Lady Hunstanton  (Shakes her fan at him) :  I don't know how it is, Lord lllingworth, but everything you have said to-day seems to me excessively immoral. It has been most interesting, listening to you.
Lord Illingworth :  All thought is immoral. Its very essence is destruction. If you think of anything, you kill it. Nothing survives being thought of.
(...)
Mrs. Allonby (goes over to Lord Illingworth) :  There is a beautiful moon to-night.
Lord Illingworth : Let us go and look at it. To look at anything that is inconstant is charming nowadays.
Mrs. Allonby :  You have your looking-glass.
Lord Illingworth :  It is unkind. It merely shows me my wrinkles.
Mrs. Allonby :  Mine is better behaved. It never tells me the truth.
Lord Illingworth :  Then it is in love with you.

Act Four
(...)
Mrs Arbuthnot :  Don't be deceived, George. Children begin by loving their parents. After a time they judge them. Rarely if ever do they forgive them. 
(...)

For those who are not familiar with Wilde's plays, perhaps this allusion to them might incite more interest. Oscar Wilde wrote them over a hundred and twenty years ago, but as already stressed, l'art veritable ne prend jamais une ride.

The following is the full list of Oscar Wilde's plays. Salomé has already been alluded to. Perhaps more of them should also be referred to in the future, according to their particular content.

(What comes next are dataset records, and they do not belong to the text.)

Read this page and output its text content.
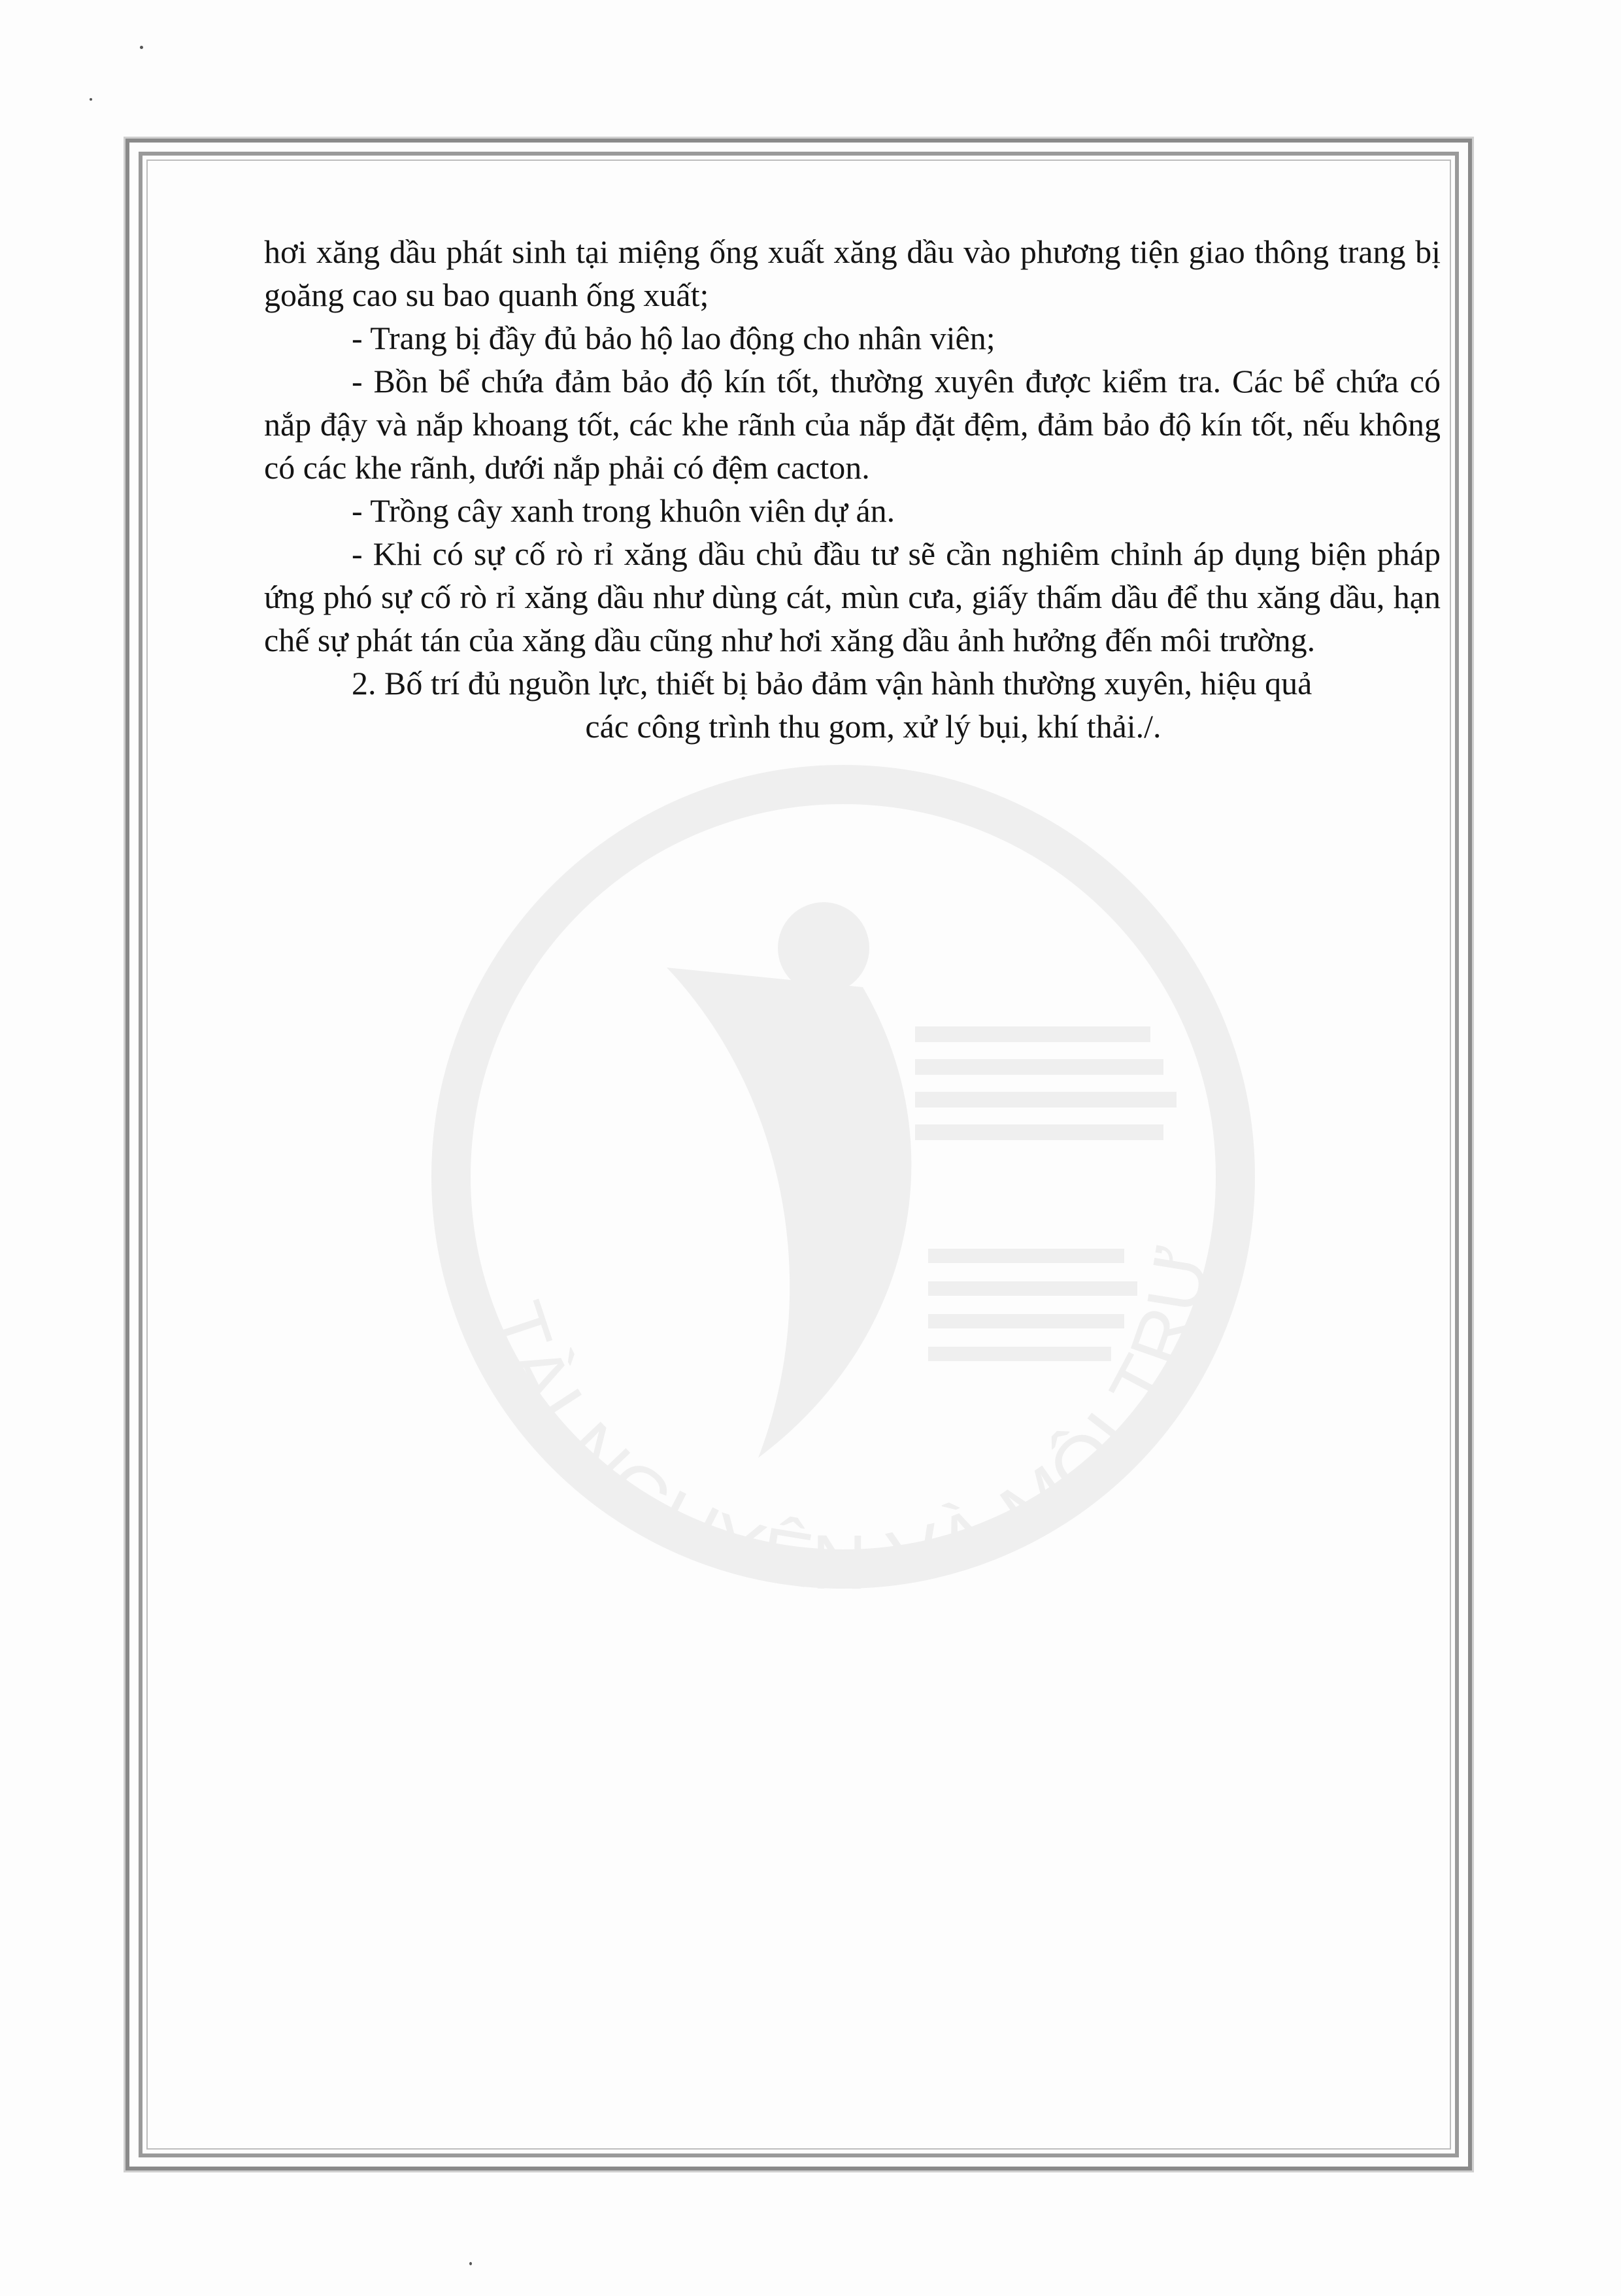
TÀI NGUYÊN VÀ MÔI TRƯ

hơi xăng dầu phát sinh tại miệng ống xuất xăng dầu vào phương tiện giao thông trang bị goăng cao su bao quanh ống xuất;

- Trang bị đầy đủ bảo hộ lao động cho nhân viên;

- Bồn bể chứa đảm bảo độ kín tốt, thường xuyên được kiểm tra. Các bể chứa có nắp đậy và nắp khoang tốt, các khe rãnh của nắp đặt đệm, đảm bảo độ kín tốt, nếu không có các khe rãnh, dưới nắp phải có đệm cacton.

- Trồng cây xanh trong khuôn viên dự án.

- Khi có sự cố rò rỉ xăng dầu chủ đầu tư sẽ cần nghiêm chỉnh áp dụng biện pháp ứng phó sự cố rò rỉ xăng dầu như dùng cát, mùn cưa, giấy thấm dầu để thu xăng dầu, hạn chế sự phát tán của xăng dầu cũng như hơi xăng dầu ảnh hưởng đến môi trường.

2. Bố trí đủ nguồn lực, thiết bị bảo đảm vận hành thường xuyên, hiệu quả

các công trình thu gom, xử lý bụi, khí thải./.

The importance of being earnest
Lady Windermere's Fan
A Woman of no Importance
An Ideal Husband
Salomé
The Duchess of Padua
Vera or the Nihilists
A Florentine tragedy (unfinished)
La Sainte Courtisane (or) The Woman covered with Jewels
__

  Oscar Wilde. On Individualism

Text © Mirino (PW). Portrait of Oscar Wilde by Toulouse Lautrec. Extracts from Collins' 
Complete Works of Oscar Wilde, with thanks.   February, 2014

2 comments:

Normandy Thenandnow said...

What an interesting comprehensive review, thank you. Poor Oscar, such a tragic end to a gifted, troubled life. We recently found a wonderful old postcard of him looking very young and dapper. The postcard and a bit about his final months (and humiliations) in France here
http://www.normandythenandnow.com/the-importance-of-being-sebastian-in-dieppe/

Mirino said...

@Normandy Thenandnow
Thank you for your kind comment, and the link to your site with the interesting picture of young Oscar Wilde. I shall make a point of reading the article as soon as I have the opportunity.

Wilde's life was indeed a drama. But he wrote the script, of course.
We know how he was used despicably by talentless Alfred Douglas, and finally also Douglas's father, for their own mutual hate campaign, but surely Wilde set the scene himself. He was too intelligent not to realise what he was getting into at that particular epoch.
In a way it seems to have been the last act, the way Wilde wanted it to be played out, honestly. And he knew what the ultimate price would be. But if for him it was part of his art, it couldn't possibly have ended any other way.